Fake news has become one of the buzzwords of 2017, with almost weekly reports regarding politicians or political events, causing outrage due to their spurious nature. The growing importance of social media has exacerbated the problem with fake news reports spreading like wildfire and quickly garnering vast amounts of attention before they can be disputed and or corrected.
The term was widely used during President Trump’s election campaign due to both Trump’s own incorrect reporting of various facts and figures and also because of CNN’s constant fictitious reporting of his campaign. The most famous of these episodes was CNN’s incorrect reporting of the number of attendees at Trump’s inauguration where they portrayed the event as being virtually empty. CNN have recently come under attack again for allegedly “staging” a protest in the aftermath of the recent London terror attacks.
The purpose of fake-news is typically to gain either financially or politically from the reaction achieved through the spreading of often sensationalist or controversial information.
Information Leaks & Anonymous Comments
Currency traders will be familiar with this concept as the Forex market has long been plagued by false reports, unchecked source comments, and anonymous leaks. These episodes are particularly common during periods of crisis.
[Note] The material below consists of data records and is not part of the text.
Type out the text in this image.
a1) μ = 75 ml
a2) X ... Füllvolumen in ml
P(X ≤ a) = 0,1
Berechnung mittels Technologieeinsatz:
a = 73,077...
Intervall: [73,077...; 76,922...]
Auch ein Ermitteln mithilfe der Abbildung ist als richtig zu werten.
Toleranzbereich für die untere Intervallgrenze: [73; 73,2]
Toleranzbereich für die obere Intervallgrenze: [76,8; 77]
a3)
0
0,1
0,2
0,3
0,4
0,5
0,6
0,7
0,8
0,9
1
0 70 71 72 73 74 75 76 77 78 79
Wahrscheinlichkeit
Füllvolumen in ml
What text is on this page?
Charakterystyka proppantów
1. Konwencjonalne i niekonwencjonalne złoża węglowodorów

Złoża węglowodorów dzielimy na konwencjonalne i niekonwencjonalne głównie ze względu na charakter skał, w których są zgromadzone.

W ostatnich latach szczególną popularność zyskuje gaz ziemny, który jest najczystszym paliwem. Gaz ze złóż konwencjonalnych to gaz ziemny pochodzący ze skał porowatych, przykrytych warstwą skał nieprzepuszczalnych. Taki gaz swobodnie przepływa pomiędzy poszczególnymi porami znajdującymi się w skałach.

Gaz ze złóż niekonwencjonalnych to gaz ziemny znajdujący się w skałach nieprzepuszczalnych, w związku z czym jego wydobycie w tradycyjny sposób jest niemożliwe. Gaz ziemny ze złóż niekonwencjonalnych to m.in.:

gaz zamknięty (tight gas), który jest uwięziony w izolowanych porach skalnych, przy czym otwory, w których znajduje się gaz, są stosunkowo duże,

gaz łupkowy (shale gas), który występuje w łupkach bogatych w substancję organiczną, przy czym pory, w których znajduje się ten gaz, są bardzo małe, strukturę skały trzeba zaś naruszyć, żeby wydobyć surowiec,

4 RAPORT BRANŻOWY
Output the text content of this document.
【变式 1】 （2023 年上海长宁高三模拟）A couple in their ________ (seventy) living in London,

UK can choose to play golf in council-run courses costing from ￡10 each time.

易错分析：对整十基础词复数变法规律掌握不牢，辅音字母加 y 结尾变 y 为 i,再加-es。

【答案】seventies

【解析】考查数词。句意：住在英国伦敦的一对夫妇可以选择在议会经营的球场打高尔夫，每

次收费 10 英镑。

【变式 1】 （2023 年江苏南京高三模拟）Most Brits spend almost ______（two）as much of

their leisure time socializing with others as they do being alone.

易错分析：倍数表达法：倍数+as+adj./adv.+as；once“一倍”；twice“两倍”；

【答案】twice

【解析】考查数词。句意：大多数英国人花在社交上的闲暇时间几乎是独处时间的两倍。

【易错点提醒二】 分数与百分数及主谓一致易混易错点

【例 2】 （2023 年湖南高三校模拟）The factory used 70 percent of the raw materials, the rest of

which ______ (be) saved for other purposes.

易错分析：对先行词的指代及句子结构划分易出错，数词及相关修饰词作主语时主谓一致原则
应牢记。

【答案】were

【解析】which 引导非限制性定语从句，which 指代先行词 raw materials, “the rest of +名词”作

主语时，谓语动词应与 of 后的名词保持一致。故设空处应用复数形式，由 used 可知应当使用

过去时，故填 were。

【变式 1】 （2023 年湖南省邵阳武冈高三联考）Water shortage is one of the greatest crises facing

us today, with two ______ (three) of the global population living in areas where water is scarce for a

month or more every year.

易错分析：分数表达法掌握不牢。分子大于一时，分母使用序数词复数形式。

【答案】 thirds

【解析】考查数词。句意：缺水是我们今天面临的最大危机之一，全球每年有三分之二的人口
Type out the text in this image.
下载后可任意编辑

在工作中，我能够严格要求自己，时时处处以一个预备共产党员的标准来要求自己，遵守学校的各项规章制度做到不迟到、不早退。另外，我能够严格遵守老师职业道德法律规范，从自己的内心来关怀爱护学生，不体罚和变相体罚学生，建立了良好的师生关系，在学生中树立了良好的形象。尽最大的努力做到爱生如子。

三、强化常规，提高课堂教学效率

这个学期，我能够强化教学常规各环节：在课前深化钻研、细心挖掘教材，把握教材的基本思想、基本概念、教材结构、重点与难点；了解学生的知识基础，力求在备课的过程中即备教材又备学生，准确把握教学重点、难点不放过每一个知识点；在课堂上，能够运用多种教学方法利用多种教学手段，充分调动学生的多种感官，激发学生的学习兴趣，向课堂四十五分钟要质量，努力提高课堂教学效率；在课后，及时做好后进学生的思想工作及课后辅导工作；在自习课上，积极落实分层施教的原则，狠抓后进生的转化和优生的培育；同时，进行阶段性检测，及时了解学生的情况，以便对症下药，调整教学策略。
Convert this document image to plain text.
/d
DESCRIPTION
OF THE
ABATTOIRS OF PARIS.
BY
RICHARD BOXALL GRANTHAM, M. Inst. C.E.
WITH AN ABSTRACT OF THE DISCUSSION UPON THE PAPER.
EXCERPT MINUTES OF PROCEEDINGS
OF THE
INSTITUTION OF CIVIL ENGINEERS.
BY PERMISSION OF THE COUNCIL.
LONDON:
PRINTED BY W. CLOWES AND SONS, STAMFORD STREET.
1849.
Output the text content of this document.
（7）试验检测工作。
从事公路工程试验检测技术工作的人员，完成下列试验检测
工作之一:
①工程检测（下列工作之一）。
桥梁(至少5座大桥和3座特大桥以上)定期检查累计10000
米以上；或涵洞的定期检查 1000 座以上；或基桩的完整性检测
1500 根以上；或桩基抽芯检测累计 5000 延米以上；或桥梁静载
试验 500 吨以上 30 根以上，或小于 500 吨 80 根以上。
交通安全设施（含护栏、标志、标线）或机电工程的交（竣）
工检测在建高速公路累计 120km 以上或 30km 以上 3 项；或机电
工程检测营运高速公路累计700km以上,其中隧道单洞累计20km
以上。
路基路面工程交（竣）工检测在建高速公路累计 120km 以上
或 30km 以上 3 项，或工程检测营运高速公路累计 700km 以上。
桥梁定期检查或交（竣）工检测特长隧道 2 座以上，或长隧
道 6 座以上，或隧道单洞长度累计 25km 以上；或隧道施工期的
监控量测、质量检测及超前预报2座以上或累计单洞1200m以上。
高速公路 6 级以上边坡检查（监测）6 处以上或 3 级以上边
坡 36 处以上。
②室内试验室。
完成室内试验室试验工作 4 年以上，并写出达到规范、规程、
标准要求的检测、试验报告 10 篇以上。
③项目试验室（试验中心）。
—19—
The European banking crisis, which was at its peak between 2010 and 2014, often saw currency markets whipsawed on the release of ECB leaks, which would later be denied, or source comments which would later be retracted.
During this time, it was not uncommon to see vicious volatility in EUR currency pairs traders reacted to the breaking news flooding their newswires. The common occurrence of these events made it a difficult period for intra-day traders who were often shaken out of positions because of this dynamic.
There are, however, some instances when central banks will purposely use commentary to affect the markets. This is known as a verbal intervention. For example, the SNB’s Jordan commonly takes to the wires to announce that the SNB are monitoring the Swiss Franc exchange rate and will act if it continues to strengthen. These comments are designed to deter traders from continuing to buy the Swiss Franc. The ECB are another central bank well known for using verbal intervention to drive the currency rate.
Following the announcement of a huge 1 trillion EUR stimulus program in February 2015, ECB members consistently took to the wires to drive the exchange rate down as it appeared that, despite the stimulus program, EUR was rapidly recovering against the US Dollar.
As you can see in the chart above, each time EURUSD approached the 1.14 mark, various ECB members would hit the wires, weighing on the currency rate.
The matter of central banks and/or governments, purposely manipulating currency markets has been a hot topic over the last year. Over the course of Trump’s election campaign, he frequently declared his intention to label China a currency manipulator. Trump has since dialled back on his claims though many economists that although they no longer fit the bill, at one point (specifically 2000-2014) China was manipulating currency markets to halt the rise of the Renminbi and maintain the country’s competitive advantage.
The practice of suppressing currency rates to maintain a competitive advantage has commonly been referred to as a “race to the bottom”, where global economies have been engaged in huge monetary easing since the GFC, to maintain their competitiveness and attempt to boost growth. Another phrase often used to describe this practice is “currency wars”. In February, the issue of currency wars once again took the limelight as Trump’s top trade adviser Peter Navarro accused Germany of profiting from a “grossly undervalued” Euro which he labelled an “implicit Deutsche mark.”
Clearly, there is a huge financial gain to be made by anyone who is in a position to profit from leaked reports, false comments and anonymous reporting in the currency markets and indeed, one major issue over the years has been the early acquisition of economic data releases or central bank policy announcements.
In 2012, Philipp Hilderbrand resigned his position as Chairman of the SNB after it was revealed that his wife, a former hedge fund trader, bought 400,000 Swiss Francs’ worth of US Dollars just three weeks before the SNB declared their strategy cap the rise of the Swiss Franc. While Hilderbrand denied claims, many accused the SNB Chairman of giving his wife the information ahead of time to allow her to profit from the announcement.
In April of this year, a recording emerged of two Barclay’s bankers in 2008 claiming that the Bank of England was putting significant pressure on commercial banks to keep LIBOR rates suppressed. The LIBOR rigging scandal has been a huge focal point of those seeking to illuminate corrupt banking practices, and this latest revelation once again throws into question the matter of central banks manipulating markets. With so many instances of subversive tactics being used by banks and governments to affect currency markets, the only real question is, who will be next?